Supported Experiments with Posterous Spaces

Leading learning with innovation and inspiration

Flagg, E. and Ayling, D.
Te Puna Ako


In our work as academic advisers we are aware that there is a need for ongoing improvement strategies to deliver better teaching and learning.  We have identified a need for leaders to create a culture in which teaching and learning are a priority.  This needs to be a deliberative practice. 




Our students are teachers at Unitec.  They are a diverse group, engaged in a range of disciplines with a variety of educational backgrounds and experiences. All teachers are responsible for their course design, assessment, facilitation and evaluation.  Many teachers are looking for ways to explore their teaching in a supportive environment.    


Unique Features

This best practice example, using Posterous spaces, demonstrates an online area, and packaged teaching and learning resources.  The Supported Experiment model includes a teacher created bank of teacher developed resources, opportunities to share learning, and bite sized training sessions.  These activities fit neatly within teachers’ busy weeks.






Supported Experiments is a proven methodology for sharing best practice and improving teaching and learning within an education community.  It is based on action learning, and is promoted by Geoff Petty.  Supported Experiments can be established in any programme, department, or teaching team at any time in the teaching and learning cycle. 


 It has the advantage of taking research in teaching and learning from a solo sport to a community based research activity.


The Supported Experiments model is a deliberative practice which fits perfectly with the Unitec’s evaluative questioning process, and curriculum design policy.  We are available to offer Supported Experiment training as we work with teaching teams. 


This presentation was originally prepared for the Unitec Teaching and Learning Symposium 2011.   It encourages teachers to be curious about their teaching and their students’ experiences and progress.  It inspires teachers to work together and share their experiences. Finally, it has a large element of teacher reflection, which is structured into the model.


Teachers  participate in a mock demonstration, taking various roles and responsibilities for a Supported Experience.
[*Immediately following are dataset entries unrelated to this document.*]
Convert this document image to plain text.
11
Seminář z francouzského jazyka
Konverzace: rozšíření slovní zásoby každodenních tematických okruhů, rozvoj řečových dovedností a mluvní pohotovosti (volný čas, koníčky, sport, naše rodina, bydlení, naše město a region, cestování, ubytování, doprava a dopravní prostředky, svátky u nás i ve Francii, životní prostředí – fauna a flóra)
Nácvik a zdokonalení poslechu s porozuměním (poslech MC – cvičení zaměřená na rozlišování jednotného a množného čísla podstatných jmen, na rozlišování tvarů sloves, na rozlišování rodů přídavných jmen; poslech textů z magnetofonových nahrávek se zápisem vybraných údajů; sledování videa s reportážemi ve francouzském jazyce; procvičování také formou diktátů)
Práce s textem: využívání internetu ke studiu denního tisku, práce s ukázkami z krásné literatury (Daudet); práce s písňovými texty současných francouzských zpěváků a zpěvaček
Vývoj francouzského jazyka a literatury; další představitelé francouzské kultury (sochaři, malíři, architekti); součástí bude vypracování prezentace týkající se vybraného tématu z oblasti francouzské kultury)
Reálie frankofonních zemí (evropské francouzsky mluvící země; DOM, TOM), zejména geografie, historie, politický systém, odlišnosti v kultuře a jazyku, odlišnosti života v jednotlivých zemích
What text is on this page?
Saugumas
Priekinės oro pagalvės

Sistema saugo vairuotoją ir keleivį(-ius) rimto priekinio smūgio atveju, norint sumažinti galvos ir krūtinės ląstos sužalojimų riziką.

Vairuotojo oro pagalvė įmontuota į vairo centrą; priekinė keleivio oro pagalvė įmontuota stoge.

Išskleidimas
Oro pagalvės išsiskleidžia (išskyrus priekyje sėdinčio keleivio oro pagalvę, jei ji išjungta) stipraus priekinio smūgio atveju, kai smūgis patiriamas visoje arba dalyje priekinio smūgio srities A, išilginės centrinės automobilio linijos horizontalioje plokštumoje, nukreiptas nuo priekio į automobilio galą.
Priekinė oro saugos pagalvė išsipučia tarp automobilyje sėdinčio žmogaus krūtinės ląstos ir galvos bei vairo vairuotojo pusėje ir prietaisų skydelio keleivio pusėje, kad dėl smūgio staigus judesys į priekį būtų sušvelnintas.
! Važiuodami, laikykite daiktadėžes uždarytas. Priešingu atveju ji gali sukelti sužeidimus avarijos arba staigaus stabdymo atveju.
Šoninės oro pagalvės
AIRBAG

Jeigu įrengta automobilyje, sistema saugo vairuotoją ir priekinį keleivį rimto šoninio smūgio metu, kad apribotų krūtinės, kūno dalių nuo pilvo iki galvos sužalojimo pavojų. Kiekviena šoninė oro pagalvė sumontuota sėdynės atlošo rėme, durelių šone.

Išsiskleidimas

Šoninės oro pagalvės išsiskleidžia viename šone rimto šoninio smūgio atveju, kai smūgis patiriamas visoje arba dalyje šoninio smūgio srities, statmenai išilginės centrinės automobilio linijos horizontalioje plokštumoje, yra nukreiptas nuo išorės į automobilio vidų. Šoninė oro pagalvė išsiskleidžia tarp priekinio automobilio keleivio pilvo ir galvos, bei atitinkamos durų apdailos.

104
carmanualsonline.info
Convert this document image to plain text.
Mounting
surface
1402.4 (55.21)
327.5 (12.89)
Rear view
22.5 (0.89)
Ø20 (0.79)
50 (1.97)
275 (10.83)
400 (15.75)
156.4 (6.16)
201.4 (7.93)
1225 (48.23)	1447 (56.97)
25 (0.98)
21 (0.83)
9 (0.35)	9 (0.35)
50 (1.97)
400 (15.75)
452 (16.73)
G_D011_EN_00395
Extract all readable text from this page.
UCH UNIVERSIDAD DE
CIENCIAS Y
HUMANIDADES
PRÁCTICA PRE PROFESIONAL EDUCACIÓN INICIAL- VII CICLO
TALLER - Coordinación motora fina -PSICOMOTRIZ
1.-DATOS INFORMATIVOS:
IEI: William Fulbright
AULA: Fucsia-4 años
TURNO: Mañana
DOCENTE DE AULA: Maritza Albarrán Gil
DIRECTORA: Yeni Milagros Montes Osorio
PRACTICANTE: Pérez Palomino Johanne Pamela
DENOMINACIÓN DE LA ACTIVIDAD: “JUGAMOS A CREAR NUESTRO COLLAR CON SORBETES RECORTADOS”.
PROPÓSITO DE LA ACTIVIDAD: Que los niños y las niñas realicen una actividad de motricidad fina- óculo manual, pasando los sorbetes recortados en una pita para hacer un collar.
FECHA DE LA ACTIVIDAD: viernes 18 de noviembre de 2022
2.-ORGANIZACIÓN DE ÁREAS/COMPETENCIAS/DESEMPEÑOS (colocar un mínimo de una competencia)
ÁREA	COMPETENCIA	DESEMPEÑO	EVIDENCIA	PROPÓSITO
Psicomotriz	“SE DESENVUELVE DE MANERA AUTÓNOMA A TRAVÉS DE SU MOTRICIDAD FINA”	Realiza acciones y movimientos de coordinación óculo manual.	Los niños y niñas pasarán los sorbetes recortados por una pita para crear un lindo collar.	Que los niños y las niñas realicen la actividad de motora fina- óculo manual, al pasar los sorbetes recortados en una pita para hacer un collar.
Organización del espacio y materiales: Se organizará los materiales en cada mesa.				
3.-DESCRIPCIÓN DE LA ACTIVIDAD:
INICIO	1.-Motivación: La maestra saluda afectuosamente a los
They will reflect on the usefulness of the model, and be invited to to find out more about the process.



 Lets get started


Posterous Spaces Epipheo from Epipheo Studios on Vimeo.


Supported experiments have five stages.



  1. identify key issues and problems for their students
  2. investigate strategies and methods that have been shown to work
  3. plan an experiment to address the problem area
  4. share findings with colleagues, receive coaching and support from them
  5. embed improved practices and disseminate findings


The case study:


  1. Identify key issues and problems for their students

    Teachers in the Bachelor of Marine Studies believe their students would benefit from using e-portfolios. Many students and staff have blogs, and some blogs are used in assessment items. There are 300 students in the three year programme.  Most but not all students have laptops, all have reasonable digital literacy skills. Students in all three years of study spend a lot of time out of class in the marine environment. Students in their third year spend four months on a work placement/internship.

  2. Investigate strategies and methods that have been shown to work
    JISC have a great resource on e-portfolios.

    Which tools, systems or approaches should they adopt?
    What kind of learning outcomes do they require from the e-portfolio initiative and What implications will this have four teachers, and students.
    Who will prepare the ground?
    What are the most effective strategies for engaging and sustaining the commitment of learning, and those involved in supporting learners’ use of e-portfolios?

  3. Plan an experiment to address the problem area
  4. Share findings with colleagues, receive coaching and support from them.
  5. Embed improved practices and disseminate findings.